In the late 70s Perich was already working as a painter, video artist, and photographer for Interview magazine when he began looking for a way to electrify his brushstroke, so to speak.
“Every great artist has his brushstroke,” he says. “Take out Van Gogh’s paint strokes from his paintings and you no longer have a Van Gogh. I wanted to create my own brushstroke — an electric one,” he says.
If You Make It, It Will Paint
From a collection of amplifiers, photocells, and wiring that he acquired in the electronics shops that populated Canal St. at the time, Perich assembled what was essentially a primitive ink jet printer.
A 130-square-foot metal frame supports a machine head that holds an airbrush, or can be adjusted to hold a simple marker. As the painting head runs over a canvas, it applies varying amounts of pressure during a 15-second pass. A bicycle chain supported by a counterweight controls the back and forth motion, and every two passes the head automatically drops down.
The machine applies pressure to mark the canvas, either by pushing the marker against it, or by signaling the airbrush compressor to release. The pressure can be controlled manually or automatically, as can the colors choice.
To manually control the painting, Perich uses a control panel that is a cross between a color palette and a switchboard, comprised of five buttons and a set of corresponding lights connected by wiring to the moving paint head.
But Perich creates many of his electric paintings automatically, by projecting his own photography onto a canvas and directing the machine to paint it. A photocell in the head senses gradations of light, and relays this information to the switchboard, which controls airbrush pressure. The machine can replicate the image by breaking it down into areas of shadow and light and increasing pressure correspondingly.
Everyone Makes Mistakes
As with any technology, the painting machine is not immune to breakdowns. “I’ve had to make many adjustments over the years,” Perich acknowledges, pointing to a rubber band holding the photocell in place.

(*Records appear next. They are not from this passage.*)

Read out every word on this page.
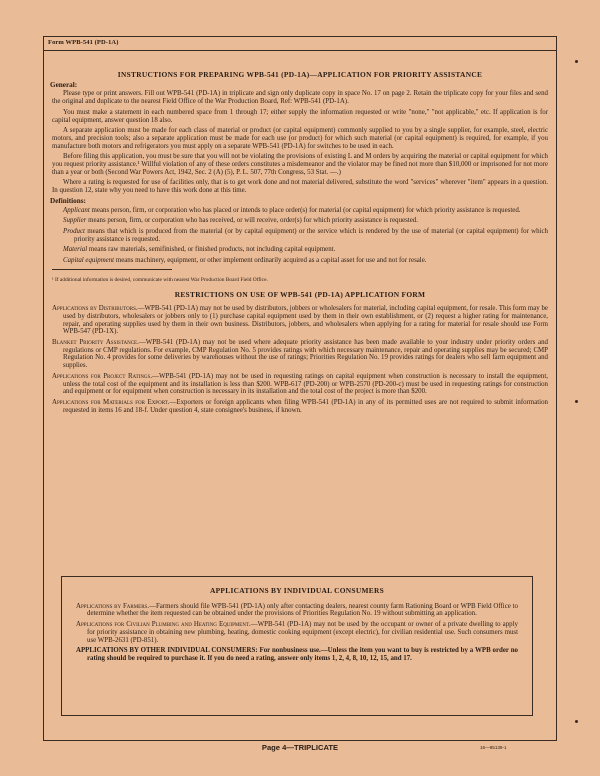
Form WPB-541 (PD-1A)
INSTRUCTIONS FOR PREPARING WPB-541 (PD-1A)—APPLICATION FOR PRIORITY ASSISTANCE
General:

Please type or print answers. Fill out WPB-541 (PD-1A) in triplicate and sign only duplicate copy in space No. 17 on page 2. Retain the triplicate copy for your files and send the original and duplicate to the nearest Field Office of the War Production Board, Ref: WPB-541 (PD-1A).

You must make a statement in each numbered space from 1 through 17; either supply the information requested or write "none," "not applicable," etc. If application is for capital equipment, answer question 18 also.

A separate application must be made for each class of material or product (or capital equipment) commonly supplied to you by a single supplier, for example, steel, electric motors, and precision tools; also a separate application must be made for each use (or product) for which such material (or capital equipment) is required, for example, if you manufacture both motors and refrigerators you must apply on a separate WPB-541 (PD-1A) for switches to be used in each.

Before filing this application, you must be sure that you will not be violating the provisions of existing L and M orders by acquiring the material or capital equipment for which you request priority assistance.¹ Willful violation of any of these orders constitutes a misdemeanor and the violator may be fined not more than $10,000 or imprisoned for not more than a year or both (Second War Powers Act, 1942, Sec. 2 (A) (5), P. L. 507, 77th Congress, 53 Stat. —.)

Where a rating is requested for use of facilities only, that is to get work done and not material delivered, substitute the word "services" wherever "item" appears in a question. In question 12, state why you need to have this work done at this time.

Definitions:

Applicant means person, firm, or corporation who has placed or intends to place order(s) for material (or capital equipment) for which priority assistance is requested.

Supplier means person, firm, or corporation who has received, or will receive, order(s) for which priority assistance is requested.

Product means that which is produced from the material (or by capital equipment) or the service which is rendered by the use of material (or capital equipment) for which priority assistance is requested.

Material means raw materials, semifinished, or finished products, not including capital equipment.

Capital equipment means machinery, equipment, or other implement ordinarily acquired as a capital asset for use and not for resale.

¹ If additional information is desired, communicate with nearest War Production Board Field Office.

RESTRICTIONS ON USE OF WPB-541 (PD-1A) APPLICATION FORM

Applications by Distributors.—WPB-541 (PD-1A) may not be used by distributors, jobbers or wholesalers for material, including capital equipment, for resale. This form may be used by distributors, wholesalers or jobbers only to (1) purchase capital equipment used by them in their own establishment, or (2) request a higher rating for maintenance, repair, and operating supplies used by them in their own business. Distributors, jobbers, and wholesalers when applying for a rating for material for resale should use Form WPB-547 (PD-1X).

Blanket Priority Assistance.—WPB-541 (PD-1A) may not be used where adequate priority assistance has been made available to your industry under priority orders and regulations or CMP regulations. For example, CMP Regulation No. 5 provides ratings with which necessary maintenance, repair and operating supplies may be secured; CMP Regulation No. 4 provides for some deliveries by warehouses without the use of ratings; Priorities Regulation No. 19 provides ratings for dealers who sell farm equipment and supplies.

Applications for Project Ratings.—WPB-541 (PD-1A) may not be used in requesting ratings on capital equipment when construction is necessary to install the equipment, unless the total cost of the equipment and its installation is less than $200. WPB-617 (PD-200) or WPB-2570 (PD-200-c) must be used in requesting ratings for construction and equipment or for equipment when construction is necessary in its installation and the total cost of the project is more than $200.

Applications for Materials for Export.—Exporters or foreign applicants when filing WPB-541 (PD-1A) in any of its permitted uses are not required to submit information requested in items 16 and 18-f. Under question 4, state consignee's business, if known.

APPLICATIONS BY INDIVIDUAL CONSUMERS

Applications by Farmers.—Farmers should file WPB-541 (PD-1A) only after contacting dealers, nearest county farm Rationing Board or WPB Field Office to determine whether the item requested can be obtained under the provisions of Priorities Regulation No. 19 without submitting an application.

Applications for Civilian Plumbing and Heating Equipment.—WPB-541 (PD-1A) may not be used by the occupant or owner of a private dwelling to apply for priority assistance in obtaining new plumbing, heating, domestic cooking equipment (except electric), for civilian residential use. Such consumers must use WPB-2631 (PD-851).

APPLICATIONS BY OTHER INDIVIDUAL CONSUMERS: For nonbusiness use.—Unless the item you want to buy is restricted by a WPB order no rating should be required to purchase it. If you do need a rating, answer only items 1, 2, 4, 8, 10, 12, 15, and 17.

Page 4—TRIPLICATE	16—85139-1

But unlike users of modern ink jet printers, Perich appreciates the imperfections. For instance, the printer head has been known to drop down too far between passes. “It will drift down the canvas,” he says, which creates a visible squiggle of paint across the work. “But those are the things I love,” he says. “These mistakes, they give something extra to the painting.”
That being said, Perich is quick to point out that the machine is not part of the art. “My painting machine is an instrument, like a musician who uses a piano or an organ. The air vibrates through the airbrush in the same way that air vibrates in organ pipes. The machine is a tool for painting,” he says.
“I rather like that as everyone’s been moving towards high-resolution images, I’ve been going to the other extreme,” Perich says. “But it is important sometimes,” he says with a smile, as he points to a side table, on which sits a large, industrial-quality printer. He bought it recently, to print out the photographs that he has taken over his career.
In addition to his paintings, Anton Perich works with video, photography, and poetry. Since 1978, he has published Night, an art and culture magazine. His first showing of electric paintings was at the Tony Shafrazi Gallery in New York in 1979, and he continues to show his paintings, video, and photography in New York and Europe.